Во время каникул Лисицыну все казалось прекрасным. С отцом он часто бывал в лагерях, а с матерью прогуливался по городу, поддерживая ее под руку по-взрослому. Встречая знакомых, мать говорила:

— Вовочка в своем классе — первый ученик.

Он пытался делать вид, что это ему безразлично, ко все-таки краснел от удовольствия. Мать говорила правду. В корпусе, по давнему обычаю, вывешивали списки кадет, где фамилии лучших были вверху, а фамилии худших — внизу; список его класса всегда начинался строкой: «Лисицын Владимир». Отметок ниже десяти баллов по двенадцатибальной системе он не получал.

Вот тут — он втайне злорадно улыбался — и сказывалась разница: у Микульского больше шести баллов ни по одному предмету не было.

В книге басен Крылова Вовка подчеркнул карандашом: «Своей дорогою ступай; полают, да отстанут».

Зимой, когда он учился в третьем классе, Микульскоро исключили из корпуса. Выгнали с позором: за мелкую кражу. Узнав об этом, Лисицын только чуть пошевелил бровями, будто до случившегося ему дела нет.
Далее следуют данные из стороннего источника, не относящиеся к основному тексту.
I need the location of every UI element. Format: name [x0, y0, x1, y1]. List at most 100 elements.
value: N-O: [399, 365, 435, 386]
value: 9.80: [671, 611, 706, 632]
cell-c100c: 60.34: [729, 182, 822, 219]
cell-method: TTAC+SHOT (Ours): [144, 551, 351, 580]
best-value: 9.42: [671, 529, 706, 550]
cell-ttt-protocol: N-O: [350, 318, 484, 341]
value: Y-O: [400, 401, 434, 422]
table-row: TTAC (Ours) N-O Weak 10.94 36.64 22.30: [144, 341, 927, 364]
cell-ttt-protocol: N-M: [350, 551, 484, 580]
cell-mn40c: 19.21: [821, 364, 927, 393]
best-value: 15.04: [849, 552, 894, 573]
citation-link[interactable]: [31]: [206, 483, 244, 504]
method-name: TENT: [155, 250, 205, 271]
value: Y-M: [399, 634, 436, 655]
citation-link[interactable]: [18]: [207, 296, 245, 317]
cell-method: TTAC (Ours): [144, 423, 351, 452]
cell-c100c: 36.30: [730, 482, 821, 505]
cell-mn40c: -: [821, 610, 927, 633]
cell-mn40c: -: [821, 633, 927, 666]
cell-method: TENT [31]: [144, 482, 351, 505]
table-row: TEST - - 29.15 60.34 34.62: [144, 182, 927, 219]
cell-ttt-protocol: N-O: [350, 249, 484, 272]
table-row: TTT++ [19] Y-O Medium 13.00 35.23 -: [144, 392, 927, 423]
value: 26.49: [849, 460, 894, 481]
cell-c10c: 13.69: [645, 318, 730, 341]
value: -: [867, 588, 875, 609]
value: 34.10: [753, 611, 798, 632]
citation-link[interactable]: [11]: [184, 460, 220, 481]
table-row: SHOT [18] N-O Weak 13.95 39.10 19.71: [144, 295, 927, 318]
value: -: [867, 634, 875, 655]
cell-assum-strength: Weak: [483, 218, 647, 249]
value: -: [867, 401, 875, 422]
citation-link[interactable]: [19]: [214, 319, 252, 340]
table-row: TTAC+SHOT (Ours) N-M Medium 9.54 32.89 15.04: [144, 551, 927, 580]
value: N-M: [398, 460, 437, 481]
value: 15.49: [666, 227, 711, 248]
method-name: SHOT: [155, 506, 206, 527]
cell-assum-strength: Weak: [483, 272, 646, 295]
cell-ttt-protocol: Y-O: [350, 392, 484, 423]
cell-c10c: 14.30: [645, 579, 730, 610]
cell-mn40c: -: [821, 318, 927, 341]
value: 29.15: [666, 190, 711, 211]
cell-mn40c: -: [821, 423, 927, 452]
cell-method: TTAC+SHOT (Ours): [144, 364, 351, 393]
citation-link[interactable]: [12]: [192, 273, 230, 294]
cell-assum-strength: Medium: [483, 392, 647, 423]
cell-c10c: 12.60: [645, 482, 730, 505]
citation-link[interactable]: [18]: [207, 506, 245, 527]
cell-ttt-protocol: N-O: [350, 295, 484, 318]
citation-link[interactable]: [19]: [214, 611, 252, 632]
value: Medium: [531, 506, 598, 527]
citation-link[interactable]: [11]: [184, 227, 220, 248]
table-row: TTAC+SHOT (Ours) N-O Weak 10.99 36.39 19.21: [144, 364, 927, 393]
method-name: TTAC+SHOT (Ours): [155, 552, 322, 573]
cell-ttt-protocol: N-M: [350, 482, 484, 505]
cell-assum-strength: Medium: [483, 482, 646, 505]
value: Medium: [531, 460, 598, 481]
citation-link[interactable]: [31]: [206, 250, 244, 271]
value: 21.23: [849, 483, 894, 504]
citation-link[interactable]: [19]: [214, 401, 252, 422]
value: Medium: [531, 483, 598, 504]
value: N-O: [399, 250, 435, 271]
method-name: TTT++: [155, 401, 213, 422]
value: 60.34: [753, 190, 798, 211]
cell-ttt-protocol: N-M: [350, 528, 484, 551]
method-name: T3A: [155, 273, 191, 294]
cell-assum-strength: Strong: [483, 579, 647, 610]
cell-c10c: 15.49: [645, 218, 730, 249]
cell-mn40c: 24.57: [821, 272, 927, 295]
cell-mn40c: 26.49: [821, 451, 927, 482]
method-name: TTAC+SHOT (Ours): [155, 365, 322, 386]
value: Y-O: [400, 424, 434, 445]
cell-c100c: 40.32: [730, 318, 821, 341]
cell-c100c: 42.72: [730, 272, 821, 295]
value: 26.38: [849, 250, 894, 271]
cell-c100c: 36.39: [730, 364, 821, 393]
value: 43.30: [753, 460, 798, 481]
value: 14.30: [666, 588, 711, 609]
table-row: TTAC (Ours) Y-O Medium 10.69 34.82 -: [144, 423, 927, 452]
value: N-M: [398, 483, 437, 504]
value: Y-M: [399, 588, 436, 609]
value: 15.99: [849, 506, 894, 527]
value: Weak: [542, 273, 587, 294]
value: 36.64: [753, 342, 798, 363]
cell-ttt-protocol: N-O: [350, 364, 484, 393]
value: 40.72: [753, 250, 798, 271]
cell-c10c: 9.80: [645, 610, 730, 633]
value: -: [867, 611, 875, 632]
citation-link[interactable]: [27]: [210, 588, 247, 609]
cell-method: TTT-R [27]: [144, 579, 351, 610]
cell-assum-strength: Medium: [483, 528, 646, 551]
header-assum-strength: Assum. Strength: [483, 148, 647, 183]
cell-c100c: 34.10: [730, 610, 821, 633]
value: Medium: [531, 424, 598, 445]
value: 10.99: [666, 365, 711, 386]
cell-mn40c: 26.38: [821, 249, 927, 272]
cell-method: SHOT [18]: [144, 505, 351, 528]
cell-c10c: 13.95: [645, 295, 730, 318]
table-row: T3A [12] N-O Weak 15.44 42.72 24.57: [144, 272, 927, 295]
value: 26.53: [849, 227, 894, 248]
Той же зимой следом за Микульским из их класса исключили Иванова, кадета великовозрастного, из неуспевающих, к которому Лисицын относился тоже без особенной приязни. Однако происшествие с Ивановым взволновало Вовку — показалось и несправедливым и нелепым.

Преподаватель немецкого языка Отто Карлович Тра́вен изобрел особый метод преподавания. Он изложил грамматику в стихах и требовал, чтобы ее отвечали наизусть. Кадеты зубрили:

Ан, а́уф, хи́нтер, не́бен, ин,

Юбер, у́нтер, фор унд цви́шен

Ште́ен мит дем а́ккузатиф,

Вен ман фра́ген кан «вохи́н»;

Мит дем да́тиф штейн зи зо,

Вен ман нур кан фра́ген «во».

Иванов не мог одолеть зубрежки. А Отто Карлович частенько издевался над ним на уроках. «Вы есть лодырь, — говорил. — Вы есть дубина стоеросовая».

Как-то вечером «дубина стоеросовая» сболтнул перед товарищами, что он «проклятого немца» зарежет. На следующий день учитель вызвал его к доске. Кадет, еле приподнявшись, ответил басом:

— Не знаю.

— Нет, пожалуйте, пожалуйте, — ехидно посмеивался немец и манил к себе пальцем.

Иванов тогда раскрыл перочинный нож, выставил лезвие вперед и, вытаращив глаза, зашагал в проходе между партами.

— А нож… зачем? — пролепетал Отто Карлович.

Продолжая двигаться к преподавательской кафедре, Иванов крикнул.

— Мел чинить!

Отто Карлович опрокинул чернильницу и выбежал из класса. Через несколько минут он вернулся. Вместе с ним вошли инспектор классов полковник Лунько, офицер-воспитатель и двое солдат. Иванов стоял у кафедры и ковырял ее острием ножа.

— Бросьте нож! — взвизгнул воспитатель.

— Ручка у него костяная — расколется.

— Веревку! Вязать его! В карцер!

Солдаты навалились на стоявшего с ножом, скрутили назад руки и вытолкнули в коридор.

Спустя дня два, когда уже стало известно, что Иванова исключают, Лисицын тайком от всех направился к офицеру-воспитателю. Постучал в дверь:

— Господин подполковник, можно?

— Ну, войди, — сказал тот. — Что тебе?

— Позвольте, — начал Вовка озираясь — он почему-то не хотел, чтобы разговор услышали другие кадеты, — разрешите, господин подполковник… Конечно, Иванов… я не оправдываю его вообще. А все-таки сейчас несправедливо. Сейчас он не был виноват.

— Что-о?

— Не был виноват, говорю.

— В чем это не был?..

— Он не хотел Отто Карловича зарезать.

— Ты ясно понимаешь, о чем говоришь? Ты что, мнение свое высказывать решил? Марш отсюда! — закричал подполковник. — Нет, стой, погоди! Ты крепко-накрепко запомни: твое дело — слушать и повиноваться. Слушать, повиноваться, и только. Под лампу станешь — на первый раз. Подумаешь… — он саркастически засмеялся, — подумаешь… совета его не спросили! Да если ты еще когда-нибудь осмелишься на что-нибудь подобное… Марш отсюда, сказано тебе! Кру-гом!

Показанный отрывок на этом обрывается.